Personal information
- Full name: Foppe Geert de Haan
- Date of birth: 26 June 1943 (age 83)
- Place of birth: Lippenhuizen, Netherlands
- Position: Midfielder

Youth career
- 1956–1957: SV THOR
- 1957–1961: GAVC

Senior career*
- Years: Team / Apps / (Gls)
- 1961–1963: GAVC
- 1963–1965: VV Heerenveen
- 1965–1968: GAVC
- 1968–1970: Zuid Eschmarke
- 1970–1973: Akkrum
- 1973–1974: Enschedese Boys

Managerial career
- 1974–1978: VV Akkrum
- 1976–1977: Heerenveen (youth)
- 1977–1980: Drachtster Boys
- 1980–1983: ACV
- 1983–1985: Steenwijk
- 1985–1988: Heerenveen
- 1992–2004: Heerenveen
- 2004–2009: Netherlands U21
- 2008: Netherlands U23
- 2006–2007: Indonesia U23
- 2009–2011: Ajax Cape Town
- 2011: Tuvalu
- 2015−2016: Heerenveen (interim)

Medal record
Men's football
Representing Netherlands (as manager)
UEFA European Under-21 Championship
| Winner | 2006 |  |
| Winner | 2007 |  |

= Foppe de Haan =

Dutch football coach (born 1943)

Foppe Geert de Haan (/nl/, born 26 June 1943) is a Dutch football coach. He is known for his long association with Frisian club Heerenveen. De Haan was the manager of the Tuvalu national team during 2011 and then rejoined Heerenveen's youth programme. He is also a politician for the Partij van de Arbeid.

==Career==
De Haan was born in Lippenhuizen, Friesland. He started his managerial career in 1974 with VV Akkrum. After two years, he combined this role with the youth team manager's position at Heerenveen. By 1978, he had become the manager for Drachtster Boys. He then moved to ACV in 1980, and to Steenwijk in 1983. In 1985, de Haan re-joined Heerenveen, this time as an assistant coach. He continued to spend the next 20 years with the club—the longest time a coach worked for a Dutch professional football club. De Haan was promoted to become the head coach in 1992. In 1993, he led the club back to the Eredivisie. They finished in the Eredivisie with Heerenveen in 2000, as the second place. Thus, they qualified for the UEFA Champions League for the first time in the club's history.

In 2003, he received the Sport Award and on 10 May 2004, after his final game as coach of Heerenveen, he was acknowledged as a Knight of the Order of Orange-Nassau. He was successively appointed as coach of the Netherlands U21 national team (Jong Oranje), with whom he won the 2006 UEFA European Under-21 Football Championship and 2007 UEFA European Under-21 Football Championship.
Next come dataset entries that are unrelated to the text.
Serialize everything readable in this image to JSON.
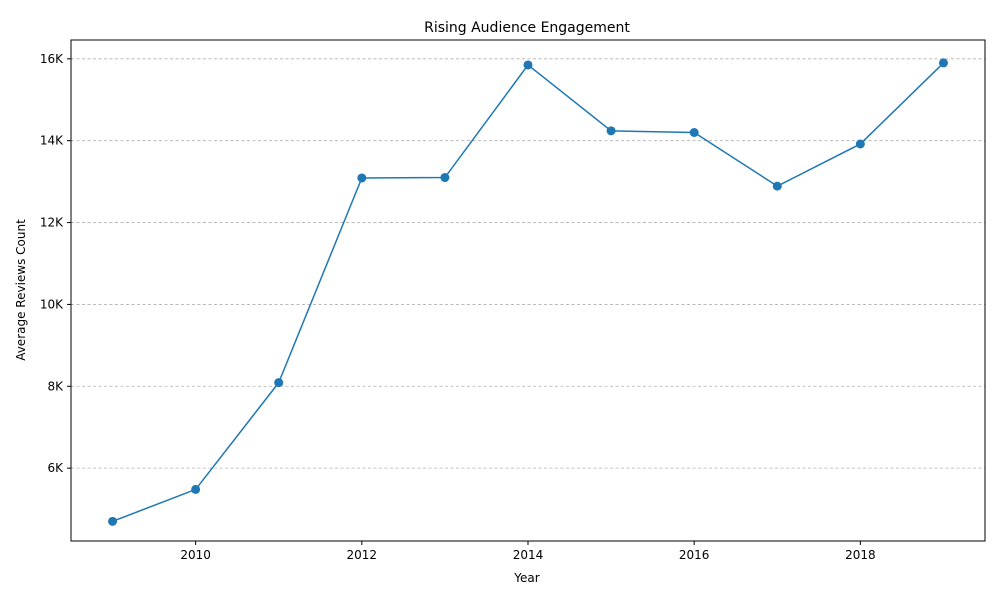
{
  "chart_data": {
    "type": "line",
    "title": "Rising Audience Engagement",
    "xlabel": "Year",
    "ylabel": "Average Reviews Count",
    "x": [
      2009,
      2010,
      2011,
      2012,
      2013,
      2014,
      2015,
      2016,
      2017,
      2018,
      2019
    ],
    "series": [
      {
        "values": [
          4700,
          5480,
          8090,
          13090,
          13100,
          15850,
          14240,
          14200,
          12890,
          13920,
          15900
        ],
        "color": "#1f77b4",
        "marker": "circle"
      }
    ],
    "xlim": [
      2008.5,
      2019.5
    ],
    "ylim": [
      4220,
      16460
    ],
    "xticks": [
      2010,
      2012,
      2014,
      2016,
      2018
    ],
    "yticks": [
      6000,
      8000,
      10000,
      12000,
      14000,
      16000
    ],
    "ytick_labels": [
      "6K",
      "8K",
      "10K",
      "12K",
      "14K",
      "16K"
    ],
    "grid": "y-dashed",
    "grid_color": "#b0b0b0"
  }
}
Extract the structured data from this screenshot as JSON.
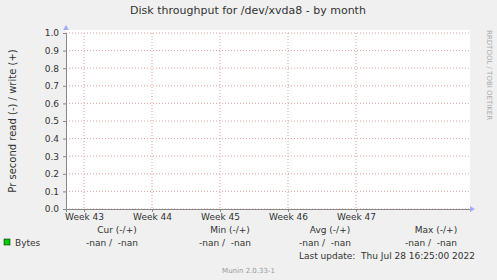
{
  "chart_data": {
    "type": "line",
    "title": "Disk throughput for /dev/xvda8 - by month",
    "y_label": "Pr second read (-) / write (+)",
    "watermark": "RRDTOOL / TOBI OETIKER",
    "x": [
      43,
      44,
      45,
      46,
      47
    ],
    "xlim": [
      42.735,
      48.676
    ],
    "xticks": [
      {
        "value": 43,
        "label": "Week 43"
      },
      {
        "value": 44,
        "label": "Week 44"
      },
      {
        "value": 45,
        "label": "Week 45"
      },
      {
        "value": 46,
        "label": "Week 46"
      },
      {
        "value": 47,
        "label": "Week 47"
      }
    ],
    "ylim": [
      0,
      1
    ],
    "yticks": [
      {
        "value": 0,
        "label": "0.0"
      },
      0.1,
      0.2,
      0.3,
      0.4,
      0.5,
      0.6,
      0.7,
      0.8,
      0.9,
      {
        "value": 1,
        "label": "1.0"
      }
    ],
    "grid": true,
    "stats_headers": [
      "Cur (-/+)",
      "Min (-/+)",
      "Avg (-/+)",
      "Max (-/+)"
    ],
    "series": [
      {
        "name": "Bytes",
        "color": "#00cc00",
        "values": [
          null,
          null,
          null,
          null,
          null
        ],
        "stats": [
          "-nan /  -nan",
          "-nan /  -nan",
          "-nan /  -nan",
          "-nan /  -nan"
        ]
      }
    ],
    "footer": "Last update:  Thu Jul 28 16:25:00 2022",
    "credit": "Munin 2.0.33-1"
  }
}
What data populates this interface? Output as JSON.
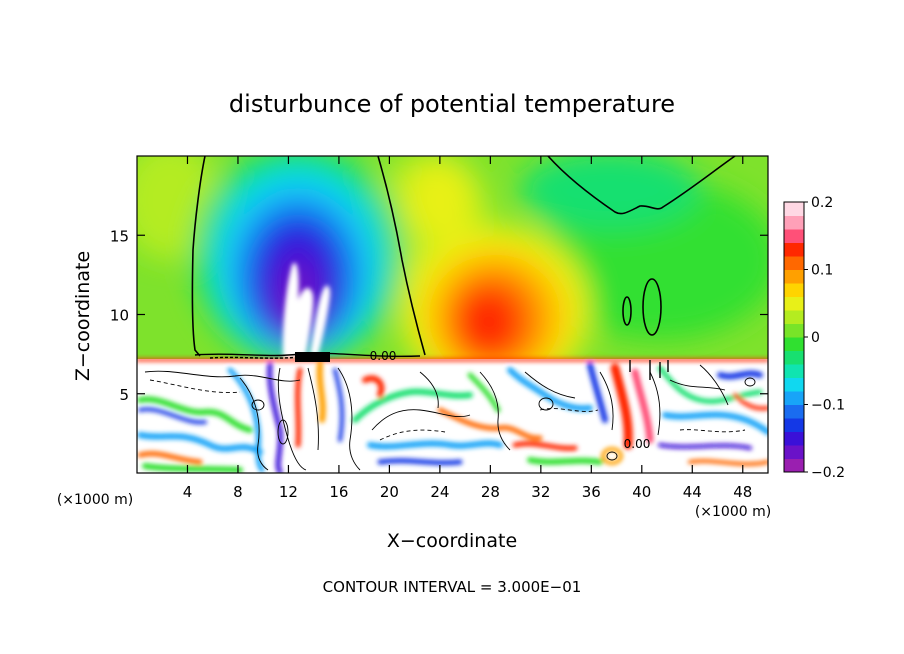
{
  "chart_data": {
    "type": "heatmap",
    "title": "disturbunce of potential temperature",
    "xlabel": "X−coordinate",
    "ylabel": "Z−coordinate",
    "x_unit_left": "(×1000 m)",
    "x_unit_right": "(×1000 m)",
    "xlim": [
      0,
      50
    ],
    "ylim": [
      0,
      20
    ],
    "xticks": [
      4,
      8,
      12,
      16,
      20,
      24,
      28,
      32,
      36,
      40,
      44,
      48
    ],
    "yticks": [
      5,
      10,
      15
    ],
    "footer": "CONTOUR INTERVAL = 3.000E−01",
    "contour_labels": [
      {
        "text": "0.00",
        "x": 18.8,
        "z": 7.3
      },
      {
        "text": "0.00",
        "x": 40.3,
        "z": 1.9
      }
    ],
    "colorbar": {
      "min": -0.2,
      "max": 0.2,
      "tick_labels": [
        "0.2",
        "0.1",
        "0",
        "−0.1",
        "−0.2"
      ],
      "tick_values": [
        0.2,
        0.1,
        0,
        -0.1,
        -0.2
      ],
      "colors": [
        "#9a1fb0",
        "#6a12c8",
        "#3a10d8",
        "#1438e6",
        "#1a6cf0",
        "#18a4f8",
        "#10d8f0",
        "#10e4b0",
        "#18e070",
        "#30e030",
        "#78e428",
        "#b4ec20",
        "#e8f018",
        "#ffd400",
        "#ffa000",
        "#ff6800",
        "#ff2800",
        "#ff5078",
        "#ffa0b8",
        "#ffd8e4"
      ]
    },
    "regions": {
      "cold_anomaly": {
        "x_range": [
          7,
          21
        ],
        "z_range": [
          7.3,
          20
        ],
        "min": -0.2
      },
      "warm_anomaly": {
        "x_range": [
          24,
          35
        ],
        "z_range": [
          7.3,
          16
        ],
        "max": 0.2
      },
      "turbulent_layer": {
        "x_range": [
          0,
          50
        ],
        "z_range": [
          0,
          7.3
        ]
      }
    }
  }
}
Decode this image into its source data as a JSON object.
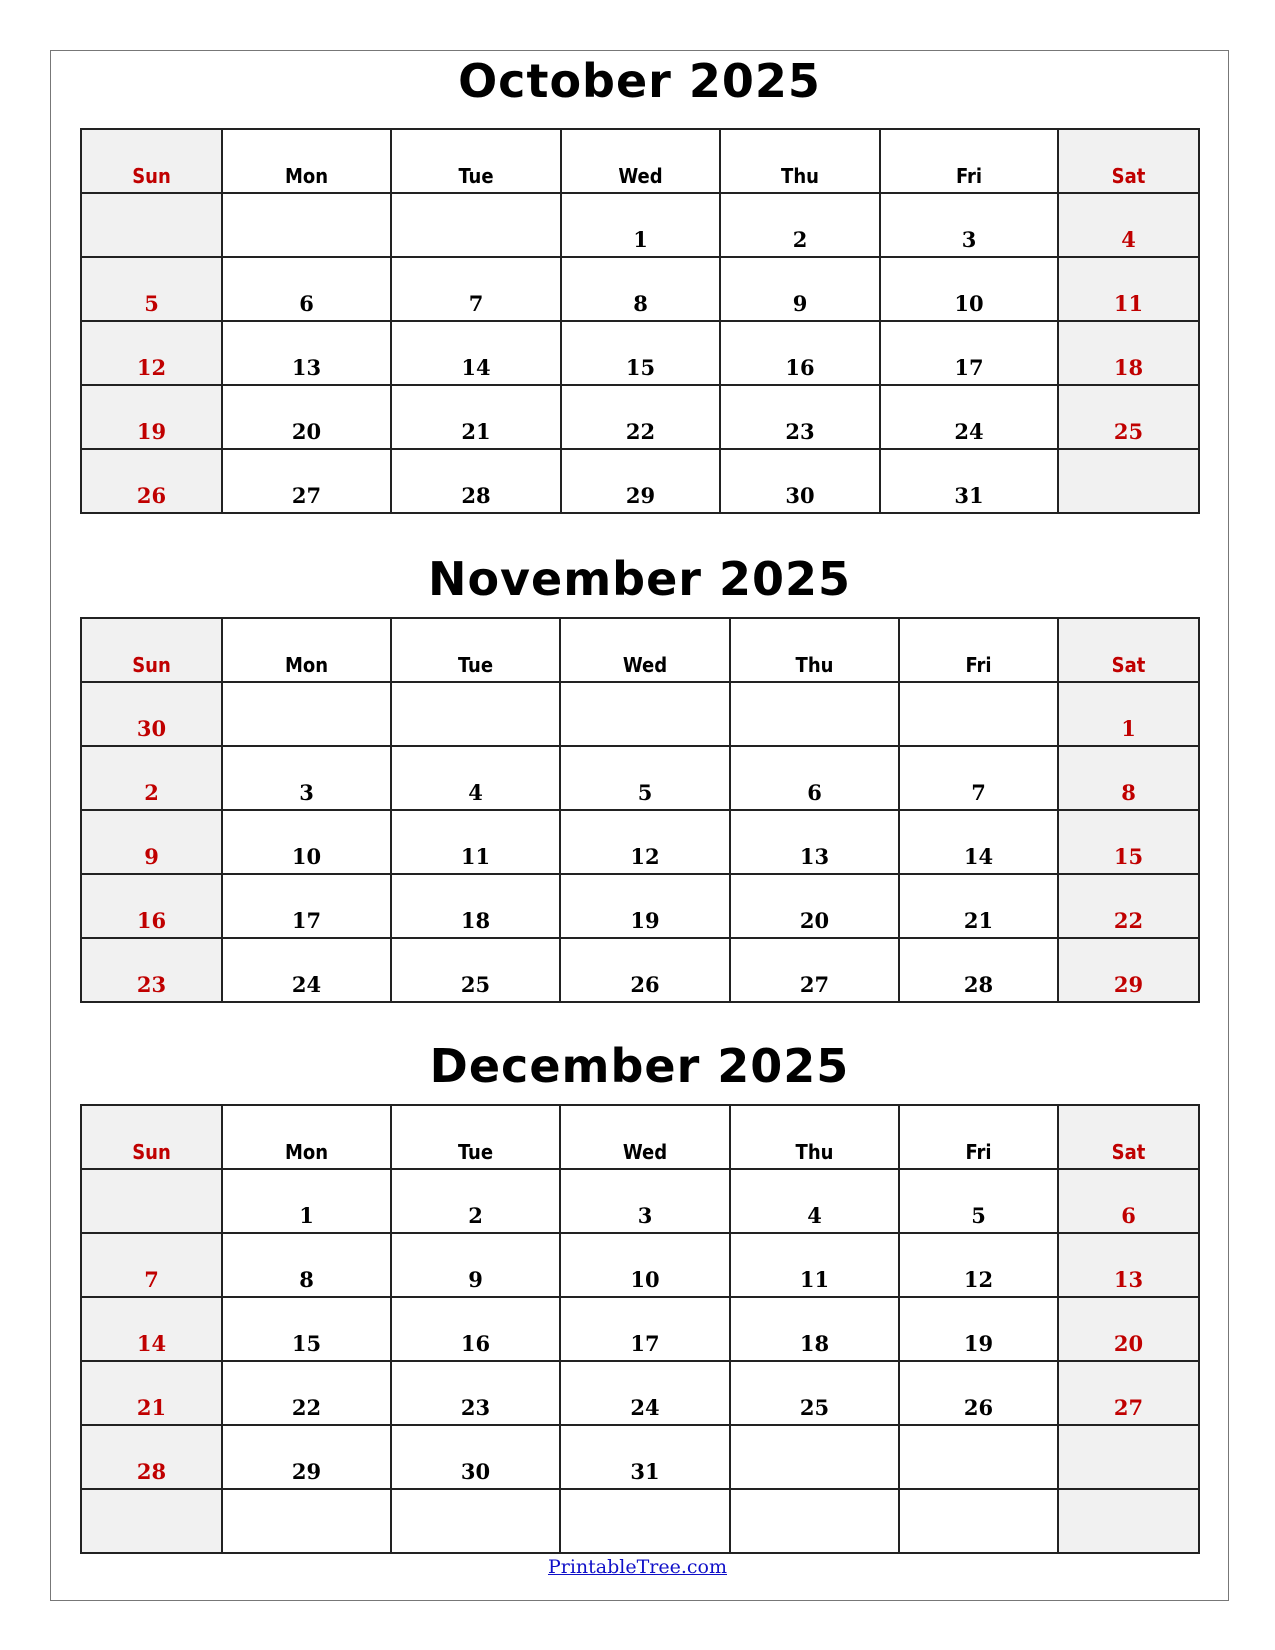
{
  "weekdays": [
    "Sun",
    "Mon",
    "Tue",
    "Wed",
    "Thu",
    "Fri",
    "Sat"
  ],
  "colors": {
    "weekend_text": "#c00000",
    "weekend_bg": "#f1f1f1",
    "link": "#1010c8"
  },
  "months": [
    {
      "title": "October 2025",
      "weeks": [
        [
          "",
          "",
          "",
          "1",
          "2",
          "3",
          "4"
        ],
        [
          "5",
          "6",
          "7",
          "8",
          "9",
          "10",
          "11"
        ],
        [
          "12",
          "13",
          "14",
          "15",
          "16",
          "17",
          "18"
        ],
        [
          "19",
          "20",
          "21",
          "22",
          "23",
          "24",
          "25"
        ],
        [
          "26",
          "27",
          "28",
          "29",
          "30",
          "31",
          ""
        ]
      ]
    },
    {
      "title": "November 2025",
      "weeks": [
        [
          "30",
          "",
          "",
          "",
          "",
          "",
          "1"
        ],
        [
          "2",
          "3",
          "4",
          "5",
          "6",
          "7",
          "8"
        ],
        [
          "9",
          "10",
          "11",
          "12",
          "13",
          "14",
          "15"
        ],
        [
          "16",
          "17",
          "18",
          "19",
          "20",
          "21",
          "22"
        ],
        [
          "23",
          "24",
          "25",
          "26",
          "27",
          "28",
          "29"
        ]
      ]
    },
    {
      "title": "December 2025",
      "weeks": [
        [
          "",
          "1",
          "2",
          "3",
          "4",
          "5",
          "6"
        ],
        [
          "7",
          "8",
          "9",
          "10",
          "11",
          "12",
          "13"
        ],
        [
          "14",
          "15",
          "16",
          "17",
          "18",
          "19",
          "20"
        ],
        [
          "21",
          "22",
          "23",
          "24",
          "25",
          "26",
          "27"
        ],
        [
          "28",
          "29",
          "30",
          "31",
          "",
          "",
          ""
        ],
        [
          "",
          "",
          "",
          "",
          "",
          "",
          ""
        ]
      ]
    }
  ],
  "footer": {
    "link_text": "PrintableTree.com"
  }
}
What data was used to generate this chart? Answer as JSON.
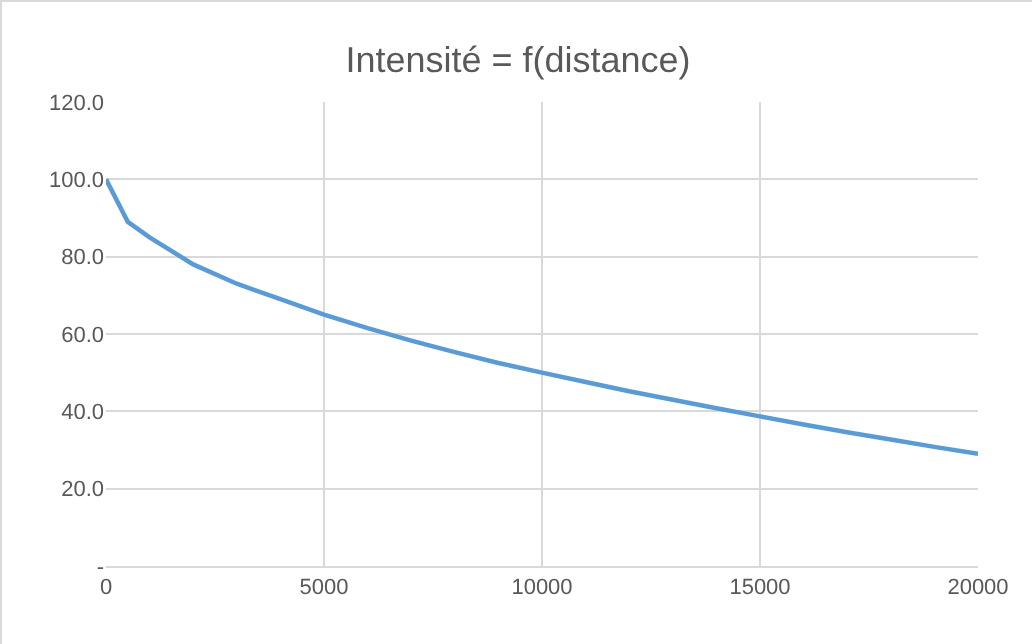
{
  "chart_data": {
    "type": "line",
    "title": "Intensité = f(distance)",
    "x": [
      0,
      500,
      1000,
      2000,
      3000,
      4000,
      5000,
      6000,
      7000,
      8000,
      9000,
      10000,
      11000,
      12000,
      13000,
      14000,
      15000,
      16000,
      17000,
      18000,
      19000,
      20000
    ],
    "series": [
      {
        "color": "#5b9bd5",
        "values": [
          100,
          89,
          85,
          78,
          73,
          69,
          65,
          61.5,
          58.3,
          55.3,
          52.5,
          50,
          47.6,
          45.2,
          43,
          40.8,
          38.7,
          36.6,
          34.6,
          32.7,
          30.8,
          29
        ]
      }
    ],
    "xlim": [
      0,
      20000
    ],
    "xticks": [
      0,
      5000,
      10000,
      15000,
      20000
    ],
    "ylim": [
      0,
      120
    ],
    "yticks": [
      {
        "value": 0,
        "label": "-"
      },
      {
        "value": 20,
        "label": "20.0"
      },
      {
        "value": 40,
        "label": "40.0"
      },
      {
        "value": 60,
        "label": "60.0"
      },
      {
        "value": 80,
        "label": "80.0"
      },
      {
        "value": 100,
        "label": "100.0"
      },
      {
        "value": 120,
        "label": "120.0"
      }
    ],
    "grid": true,
    "marker": "none",
    "line_style": "solid"
  }
}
De Haan was accused by Steven Taylor of calling him a "cheat" as he had been injured in the match and was originally not going to take a penalty in the semi-final penalty shoot-out. Taylor eventually took and scored his penalty in the shootout which made the Netherlands won despite the act. A semifinal spot in the latter tournament also qualified the Dutch for the 2008 Summer Olympics football tournament, leading his side to the quarter-finals where they were ultimately defeated by Argentina after extra time.

De Haan had announced that he would retire from football at the end of the 2008–09 season, when his contract with the KNVB expired. Instead he returned to work as a senior advisor at SC Heerenveen, before being appointed head coach at South African Premier Soccer League club Ajax Cape Town.

De Haan managed the Tuvalu national team through their 2011 Pacific Games campaign. De Haan left his post after the tournament to rejoin Heerenveen's youth programme.

On 20 October 2015, De Haan became interim coach of SC Heerenveen after the team had a disappointing start of the season and Dwight Lodeweges left as head coach. Under De Haan the team went on to win four of their first six games, drawing and losing one.